Not to show them the right way.
… But to genuinely understand who they are, what they believe, where they’ve come from, where they’re headed in life, what they hope for, what they dream of, how they understand the Bible, how they understand faith and God and Jesus and heaven and hell and spirituality and church and religion and more.
I think THIS is evangelism.
It’s kind of like when Jesus was eating at Matthew’s house. Matthew was a tax collector and one night he invited Jesus and a bunch of his friends over for dinner and as the church people stood outside and watched, they muttered to each other …
“Why does this man eat with tax collectors and sinners?”
I love that.
Jesus didn’t come down to earth and hang out in the church with people who grew up in the church, talked like the church, thought liked the church, and had the Torah nailed down to a “T”. Nor did He come here to hit everyone with a long list of doctrines and theologies that they need to believe and accept and sign their lives away on.
He hung out with the outcasts, with the people on the edges, with the people way out in the wilderness of life, well beyond the walls of the church and the people in it. He hung out with them, He ate with them, He listened to them, He laughed with them, He cried with them. He did life with them.
And so when we do likewise — when we go to those kinds of places and when we talk to people who think and believe and live differently than we do, when we do life with them — is it any surprise that we would find Jesus hanging out in those places, with those people?
… Inside of those people’s lives?
Is it any surprise that He’d show up and teach us something new about Himself, something that we never before knew or saw or understood?
That’s where He was way back then — with the outcasts, on the edges of society.
I think that’s where He is today.
I took a class in seminary last semester and the professor was talking to a student about some important piece of theology. They were going back and forth right in the middle of class and were clearly coming from two different places and coming to two very different conclusions. The student pressed the professor for a while and finally said, “well we’re saying the same thing, but differently.”
I loved the professor’s response.
He paused and said, “Before we move on, I just want to make it clear — I do not agree with you. I think, in fact, that you are way, way off. I also realize that you don’t agree with me and think I’m way, way off. And you know what? That’s OK. Because you can learn from me and I can learn from you and we can both say that we’ve met Jesus more because we had this discussion.”
And then he moved on with his lecture.
What if we took that approach to evangelism? Like, what if evangelism wasn’t so much about trying to get people to believe what we think are the right things, but what if it was about dialoguing with people? Like, what if when it came to evangelism, what if instead of counting how many conversions we have on Sunday morning during church, what if we counted how many conversations we had during the week?
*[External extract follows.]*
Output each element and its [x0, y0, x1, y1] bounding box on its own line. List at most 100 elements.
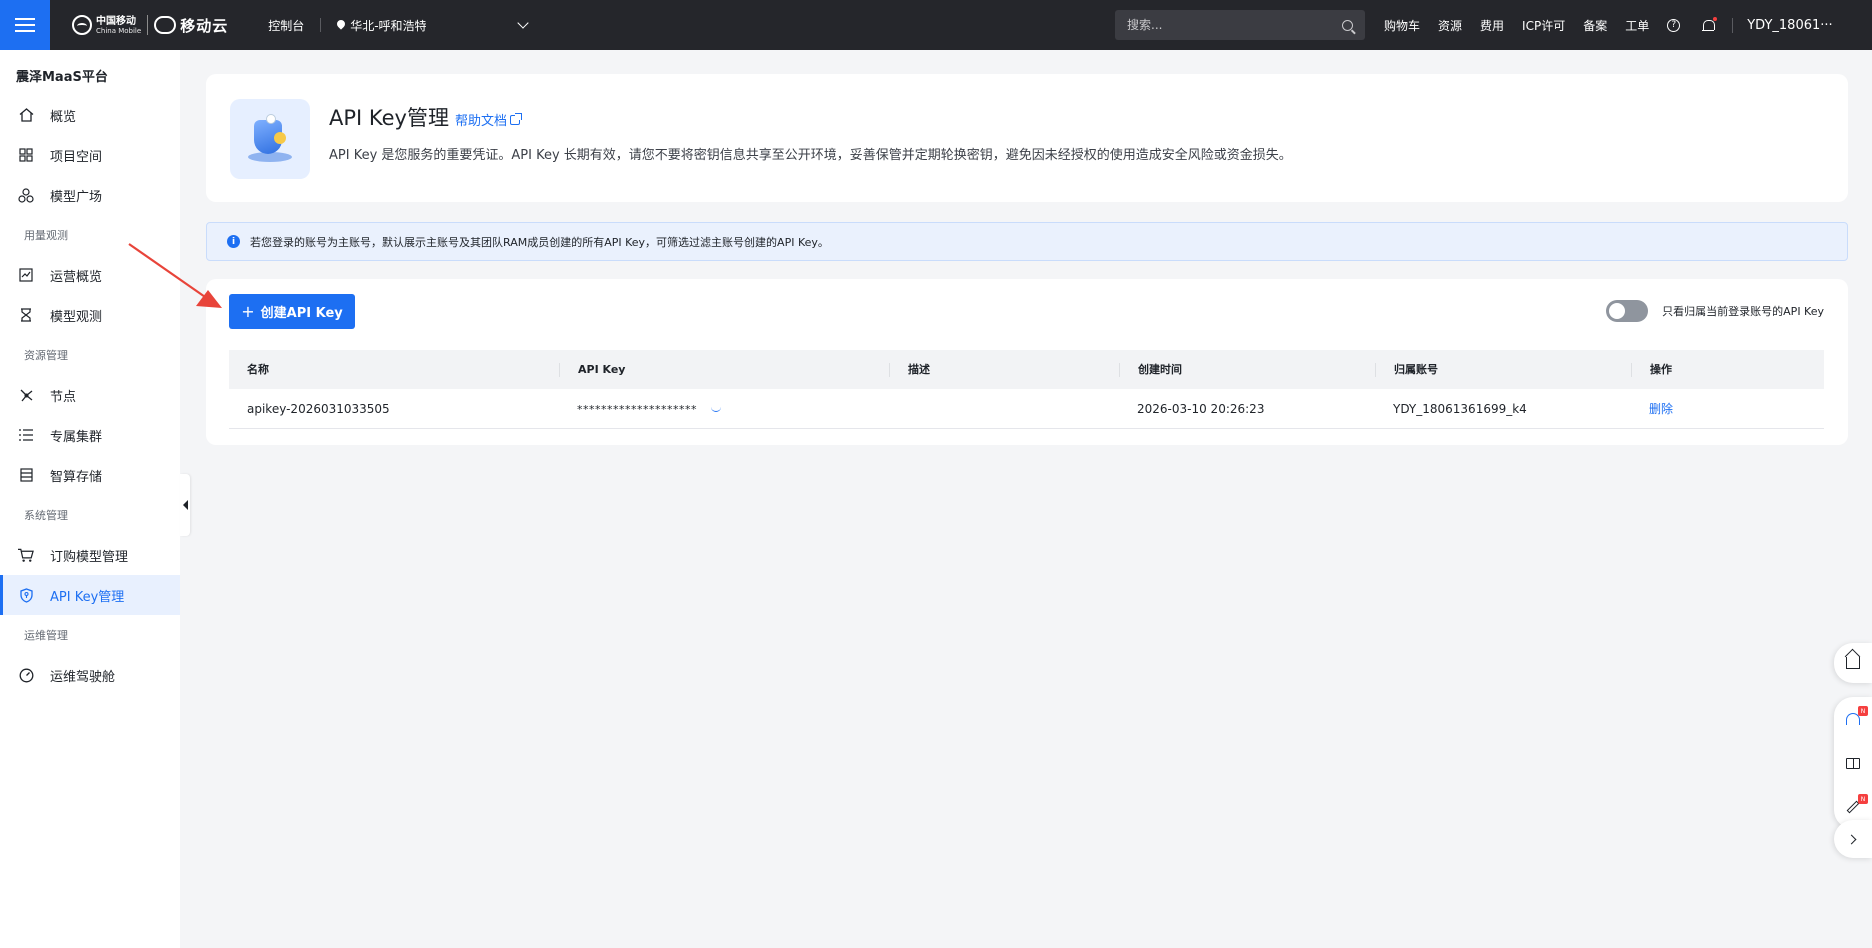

What if we shifted our thinking from recruiting people into our club or tribe or church or whatever and instead focused on cultivating relationships just as Jesus did in the Gospels?
I don’t claim to have all the answers or to have arrived at some novel idea. But, this is where I’m at. I’m beginning to see evangelism not as conversions, but as conversations and not as recruitment, but as relationship. And I wonder what that kind of shift in thinking might do for our churches? Like, I wonder how much brighter they might shine in our communities if instead of being viewed as the places that think they have all the answers, they were viewed as the places that are safe places to ask questions and share ideas and converse about the issues of life and all the questions and problems and anxieties that arise from them?
… Places whose doors always remain open to the prodigals, places whose people never stop searching for the lost sheep and coins of the world because they are filled with God who does the same.